Wet roads also affect AV motion planning and controls. One of the main reasons we proactively drive more gently in adverse weather is to account for the reduced friction of our tires on the road. Just as human drivers do, when an AV encounters inclement weather it adjusts its acceleration and deceleration rates, steering capabilities, gives more distance to other road users and lowers maximum speeds. Nevertheless, inclement conditions still increase the likelihood of excessive tire slippage for any vehicle on the road. This is especially true when driving over tram rails or metal grates (which are slippery even in dry conditions!). To compensate for this, we redesigned how our planning and controls stack responds to more comfortably handle excessive slipping events. Just as a trained driver would, each AV now detects rain and adjusts its driving behavior. If it still experiences excessive tire slip, it responds by adjusting its plan in real-time, keeping our AV and its occupants on a safe trajectory.

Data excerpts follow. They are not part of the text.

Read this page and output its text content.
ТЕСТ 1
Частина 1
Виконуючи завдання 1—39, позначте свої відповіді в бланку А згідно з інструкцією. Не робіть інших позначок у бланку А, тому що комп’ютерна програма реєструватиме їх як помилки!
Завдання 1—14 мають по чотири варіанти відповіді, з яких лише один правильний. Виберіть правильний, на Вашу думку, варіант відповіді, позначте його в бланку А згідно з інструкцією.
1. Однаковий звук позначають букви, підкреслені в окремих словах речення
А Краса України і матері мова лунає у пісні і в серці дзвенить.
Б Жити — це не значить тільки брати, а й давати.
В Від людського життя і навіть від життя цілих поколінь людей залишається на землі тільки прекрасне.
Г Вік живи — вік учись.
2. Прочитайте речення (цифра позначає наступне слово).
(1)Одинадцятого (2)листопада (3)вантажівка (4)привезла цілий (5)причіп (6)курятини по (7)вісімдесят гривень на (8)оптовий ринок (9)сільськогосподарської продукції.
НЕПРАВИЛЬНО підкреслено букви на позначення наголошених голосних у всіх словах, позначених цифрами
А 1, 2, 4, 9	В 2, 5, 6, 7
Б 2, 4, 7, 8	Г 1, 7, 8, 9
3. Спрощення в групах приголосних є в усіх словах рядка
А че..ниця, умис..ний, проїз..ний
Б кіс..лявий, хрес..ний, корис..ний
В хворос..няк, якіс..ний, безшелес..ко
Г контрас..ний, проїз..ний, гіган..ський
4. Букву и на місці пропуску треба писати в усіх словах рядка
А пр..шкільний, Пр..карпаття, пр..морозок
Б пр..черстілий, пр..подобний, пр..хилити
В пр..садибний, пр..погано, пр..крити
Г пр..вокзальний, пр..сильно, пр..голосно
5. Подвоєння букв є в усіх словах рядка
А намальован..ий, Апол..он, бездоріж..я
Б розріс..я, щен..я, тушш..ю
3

Owning the full development stack, from hardware sensors all the way up to the AI software that powers decision making, creates a tight development feedback loop that helps us make a ton of rapid improvements over a short period of time. Since beginning this work a year ago, we’ve leveraged tens of thousands of miles of supervised and simulated rain drives to enable autonomous driving in somewhat heavy rain. Our fleet has been able to maintain 86% uptime during California’s historic winter storms. And when San Francisco’s infamous Karl the Fog returns later this year, our AVs will be ready.
While we recognize that there is a lot more to do to tackle inclement weather in San Francisco and beyond, we’re proud of these methodical, incremental improvements we’ve made to our stack, enabling rides in 2023 that weren’t possible in 2022. As we expand into new geographies, we’ll continue to implement new solutions that help us travel more safely and comfortably through ice, snow, dust storms and more.